J.I.M : C'est bien beau tout ça, mais l’open world et les choix risqués de game design alors ?
MLDDF : Tout découle de ce que je viens d’expliquer. Frey est une superhéroïne qui, d’abord, doit trouver sa motivation et dompter ses pouvoirs. Amy Hennig, rompue à l’écriture de jeux vidéos depuis plus de trente ans, y a vu l’occasion de questionner les codes du AAA moderne organisé en open world.
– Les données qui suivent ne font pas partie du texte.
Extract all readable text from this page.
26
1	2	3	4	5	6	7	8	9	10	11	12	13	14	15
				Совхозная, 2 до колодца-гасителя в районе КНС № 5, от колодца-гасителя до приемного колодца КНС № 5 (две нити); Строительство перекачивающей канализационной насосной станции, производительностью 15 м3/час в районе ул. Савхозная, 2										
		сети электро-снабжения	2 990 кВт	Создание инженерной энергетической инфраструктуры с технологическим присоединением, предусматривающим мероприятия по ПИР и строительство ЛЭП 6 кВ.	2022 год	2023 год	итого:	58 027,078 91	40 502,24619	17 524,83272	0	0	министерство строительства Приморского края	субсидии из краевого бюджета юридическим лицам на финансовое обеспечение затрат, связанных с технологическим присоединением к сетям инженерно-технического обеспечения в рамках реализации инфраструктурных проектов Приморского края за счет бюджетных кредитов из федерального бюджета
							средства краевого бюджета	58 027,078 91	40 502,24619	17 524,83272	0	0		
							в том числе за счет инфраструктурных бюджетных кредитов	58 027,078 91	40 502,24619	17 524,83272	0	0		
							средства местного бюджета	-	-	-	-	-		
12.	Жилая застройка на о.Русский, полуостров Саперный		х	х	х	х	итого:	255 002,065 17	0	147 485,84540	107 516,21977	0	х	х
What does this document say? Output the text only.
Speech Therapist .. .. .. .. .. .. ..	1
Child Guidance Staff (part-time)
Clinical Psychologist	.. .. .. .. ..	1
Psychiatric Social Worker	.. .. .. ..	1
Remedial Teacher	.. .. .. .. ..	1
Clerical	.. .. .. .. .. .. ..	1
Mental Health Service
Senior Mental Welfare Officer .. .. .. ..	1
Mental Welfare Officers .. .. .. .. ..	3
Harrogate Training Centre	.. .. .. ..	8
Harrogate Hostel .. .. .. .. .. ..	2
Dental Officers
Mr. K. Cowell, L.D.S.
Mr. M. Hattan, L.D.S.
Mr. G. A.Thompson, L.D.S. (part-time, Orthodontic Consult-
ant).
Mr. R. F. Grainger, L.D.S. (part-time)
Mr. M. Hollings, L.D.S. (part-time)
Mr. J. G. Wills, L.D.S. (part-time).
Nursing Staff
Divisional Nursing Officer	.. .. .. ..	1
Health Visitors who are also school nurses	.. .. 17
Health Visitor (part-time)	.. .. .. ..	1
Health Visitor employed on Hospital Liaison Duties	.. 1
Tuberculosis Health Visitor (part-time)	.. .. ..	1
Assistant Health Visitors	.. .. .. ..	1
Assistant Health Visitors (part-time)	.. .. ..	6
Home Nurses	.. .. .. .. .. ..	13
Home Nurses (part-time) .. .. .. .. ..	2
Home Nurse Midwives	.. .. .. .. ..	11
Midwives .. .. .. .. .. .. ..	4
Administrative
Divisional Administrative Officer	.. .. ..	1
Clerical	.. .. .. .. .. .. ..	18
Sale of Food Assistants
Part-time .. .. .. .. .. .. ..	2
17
Frey n’aime pas Athia, elle ne souhaite pas y rester parce qu’elle ne s’y sent pas chez elle. Alors pourquoi ne pas envisager une histoire d’une quinzaine d’heures aspirant le joueur vers la « vérité », et au bout de laquelle notre héroïne est devenue « super » ; puis, dans cette optique de personnage nouvellement doté de superpouvoirs à dompter, laisser les activités annexes disséminées sur la map pour « l’après » Origin Story ?
J.I.M : Vous parlez de cette conclusion qui arrive très tôt, où Frey se tient en haut de cette tour et dis face caméra « ça en fait du terrain à parcourir et à nettoyer...» ( cf « …des restes de dangers causés par la Brume (la menace du jeu) », NDLR)
MLDDF : Exactement. Chaque superhéros a sa ville où maintenir la paix. D’où le titre du chapitre dédié au postgame d’ailleurs : « Maintien de la paix ».
Quand Frey arrive à Athia, c’est en citoyenne moyenne et impuissante (même si elle vient d’un autre Monde, mais nous y reviendrons plus tard) qu’elle découvre une terre en état de, et ce sont les mots de Frey, « vrai bordel ». En ce sens, il était important que tous les points d’intérêts et toutes ces « choses » à faire existent, grouillent de part et d’autre de son cheminement dès le début de l’aventure. C’est tout le travail qui l’attend une fois devenue superhéroïne.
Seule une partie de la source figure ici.